Pause flanc pour les footeux-cyclistes (@FCBicyclette)

Une fois finalisé après des longs mois de préparation, ce tour de France a été leur deuxième partie de césure après un stage à Canal+ pour Paul et à la Fédération de cyclisme pour Morgan. Le sport n’est décidemment jamais loin. Le samedi 25 janvier (une 21ème journée de Ligue 1 marquée par la victoire de Brest sur Nîmes), nos deux footeux-cyclistes se lancent sur un tracé des affiches (abordables) de Ligue 1 qui leur tenaient à cœur.

Une overdose de stades pour tenir pendant le confinement

Entre janvier et mars, ils auront pu voir des matchs à Auxerre, Courtrai (« une autre manière d’aller au stade » Paul), Marseille, Nice, Lens et Lyon. Rien que ça. La meilleure ambiance ? Alors que Morgan a préféré la chaleur de Bollaert (« le chant des Corons, c’est unique »), Paul a préféré l’explosif Orange Vélodrome (il est supporter de l’OM). Et quand les affiches n’étaient pas vécues dans les arènes, elles l’étaient au sein de clubs amateurs. Comme ce Rennes-Nantes au scénario incroyable (victoire de Rennes 3-2 avec des buts à la 95e et 97e) regardé avec les vétérans du club breton Eskouadenn de Brocéliande (Régional 2), avant de dormir chez le président « Jean Jean », « qui n’a pas hésité à nous accueillir après une soirée bien arrosée » se rappelle Paul.

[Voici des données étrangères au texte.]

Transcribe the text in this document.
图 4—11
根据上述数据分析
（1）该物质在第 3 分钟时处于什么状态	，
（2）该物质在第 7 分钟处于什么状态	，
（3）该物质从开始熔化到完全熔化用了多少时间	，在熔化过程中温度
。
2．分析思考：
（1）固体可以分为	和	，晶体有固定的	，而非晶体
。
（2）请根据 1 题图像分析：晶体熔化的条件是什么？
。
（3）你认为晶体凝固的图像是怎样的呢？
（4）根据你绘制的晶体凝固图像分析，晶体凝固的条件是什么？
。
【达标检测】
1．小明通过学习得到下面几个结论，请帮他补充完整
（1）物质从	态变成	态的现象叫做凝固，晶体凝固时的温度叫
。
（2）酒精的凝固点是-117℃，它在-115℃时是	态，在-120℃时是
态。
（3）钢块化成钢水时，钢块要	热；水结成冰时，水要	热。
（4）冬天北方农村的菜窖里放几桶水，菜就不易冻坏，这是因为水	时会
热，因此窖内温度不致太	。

Une belle soirée dans le club amateur breton Eskouadenn de Brocéliande (@FCBicyclette)

Mais les Bretons n’ont pas eu le monopole du cœur. Dans le Nord, à mi-chemin entre Lens et Lille, le secrétaire général Valentin de l’US Provin (R3) a ouvert le vestiaire pour que Paul et Morgan puissent y passer la nuit au chaud. Budget serré oblige, l’objectif était de dormir au maximum chez des amis d’amis d’amis ou tout simplement chez des inconnus séduits et curieux à la vue des deux cyclistes au projet original. Sur l’ensemble du tour, les deux compères ont dormi toutes les nuits, sauf deux, chez l’habitant. Des footeux, des connaissances des clubs amateurs rencontrés, des hôtes via des applications et de parfaits inconnus… 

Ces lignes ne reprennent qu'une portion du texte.